Comprehensive evaluation of the photo-transformation routes of trans-resveratrol.

Liquid chromatography (LC) combined with accurate mass spectrometry (MS), based on the use of a hybrid quadrupole time-of-flight (TOF) MS system, is employed to systematically investigate the photo-transformation routes of trans-resveratrol. Experiments were performed in quartz tubes, containing ethanolic solutions (12% v/v) of the precursor compound, exposed to different ultraviolet (UV) sources and to solar light. Time-courses of trans-resveratrol and transformation products (TPs) were investigated by direct injection of different reaction times aliquots in the LC-QTOF-MS system. Structural elucidation of detected TPs was derived from interpretation of their accurate product ion scan spectra. Trans-resveratrol labelled with (13)C6 in the mono-hydroxylated ring was also employed to further confirm the exact positions of some substituents in the generated TPs.
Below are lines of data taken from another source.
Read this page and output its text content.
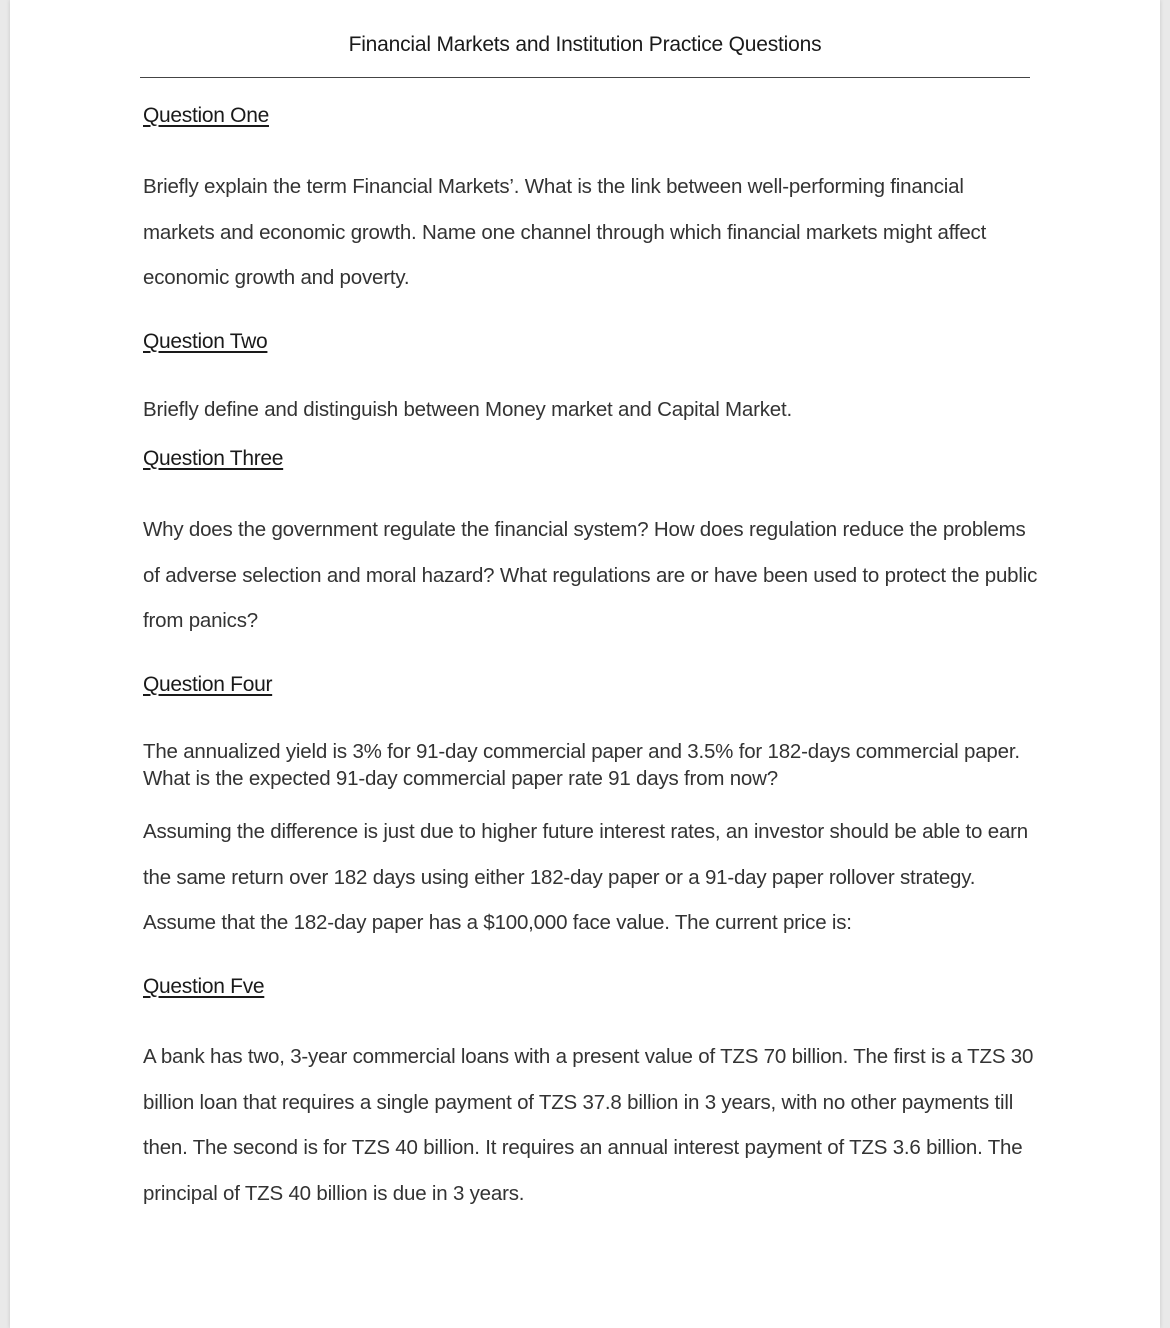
Financial Markets and Institution Practice Questions
Question One
Briefly explain the term Financial Markets’. What is the link between well-performing financial markets and economic growth. Name one channel through which financial markets might affect economic growth and poverty.
Question Two
Briefly define and distinguish between Money market and Capital Market.
Question Three
Why does the government regulate the financial system? How does regulation reduce the problems of adverse selection and moral hazard? What regulations are or have been used to protect the public from panics?
Question Four
The annualized yield is 3% for 91-day commercial paper and 3.5% for 182-days commercial paper. What is the expected 91-day commercial paper rate 91 days from now?
Assuming the difference is just due to higher future interest rates, an investor should be able to earn the same return over 182 days using either 182-day paper or a 91-day paper rollover strategy. Assume that the 182-day paper has a $100,000 face value. The current price is:
Question Fve
A bank has two, 3-year commercial loans with a present value of TZS 70 billion. The first is a TZS 30 billion loan that requires a single payment of TZS 37.8 billion in 3 years, with no other payments till then. The second is for TZS 40 billion. It requires an annual interest payment of TZS 3.6 billion. The principal of TZS 40 billion is due in 3 years.
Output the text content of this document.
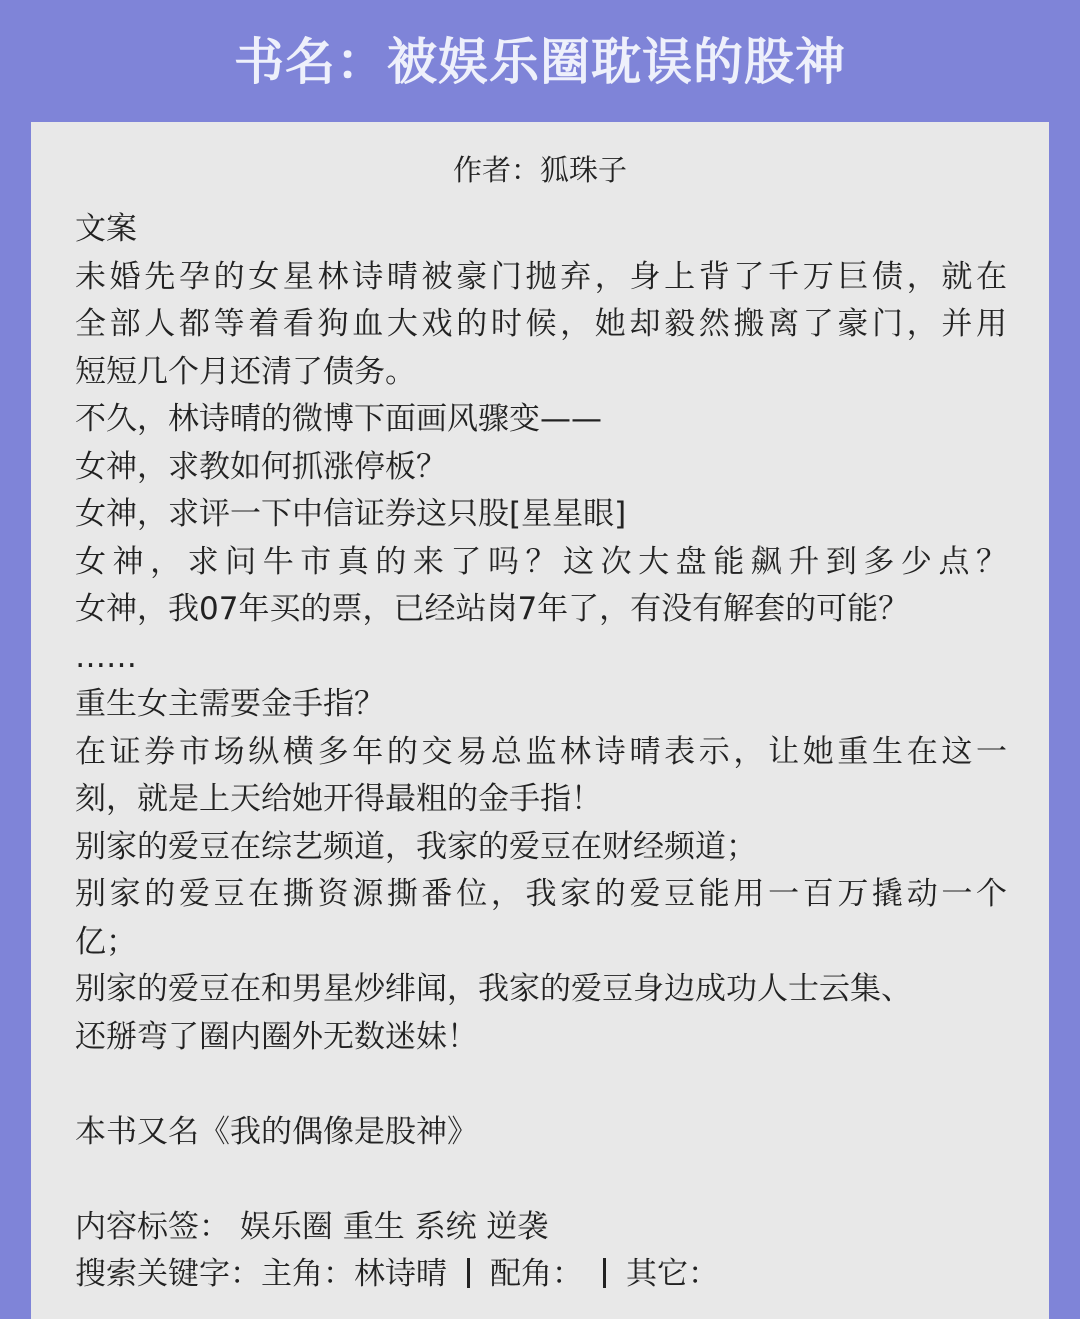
书名：被娱乐圈耽误的股神
作者：狐珠子
文案
未婚先孕的女星林诗晴被豪门抛弃，身上背了千万巨债，就在
全部人都等着看狗血大戏的时候，她却毅然搬离了豪门，并用
短短几个月还清了债务。
不久，林诗晴的微博下面画风骤变——
女神，求教如何抓涨停板？
女神，求评一下中信证券这只股[星星眼]
女神，求问牛市真的来了吗？这次大盘能飙升到多少点？
女神，我07年买的票，已经站岗7年了，有没有解套的可能？
……
重生女主需要金手指？
在证券市场纵横多年的交易总监林诗晴表示，让她重生在这一
刻，就是上天给她开得最粗的金手指！
别家的爱豆在综艺频道，我家的爱豆在财经频道；
别家的爱豆在撕资源撕番位，我家的爱豆能用一百万撬动一个
亿；
别家的爱豆在和男星炒绯闻，我家的爱豆身边成功人士云集、
还掰弯了圈内圈外无数迷妹！
本书又名《我的偶像是股神》
内容标签： 娱乐圈 重生 系统 逆袭
搜索关键字：主角：林诗晴 配角： 其它：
In addition to the well-known trans-/cis-isomerization process, three different main reactions pathways were noticed under all the investigated conditions: (1) water addition to the exocycle double bond followed by oxidation to a ketone and cleavage of the molecule, (2) intramolecular cyclization to render a trihydroxylated phenanthrene, and (3) oxidation of the phenanthrene-like derivative to generate an orto-diquinone. Both, the trihydroxylated phenanthrene and the orto-diquinone underwent further aromatic hydroxylation reactions. The above transformation routes were also noticed for cis-resveratrol and the two analogue phytoalexins piceid and piceatannol. In addition to above transformation pathways, under solar light exposure, resveratrol underwent a molecular re-arrangement rendering the so-called resveratrone, whose structure consists of two fused aromatic rings bonded to a linear chain containing a carbonyl group conjugated with a double bond.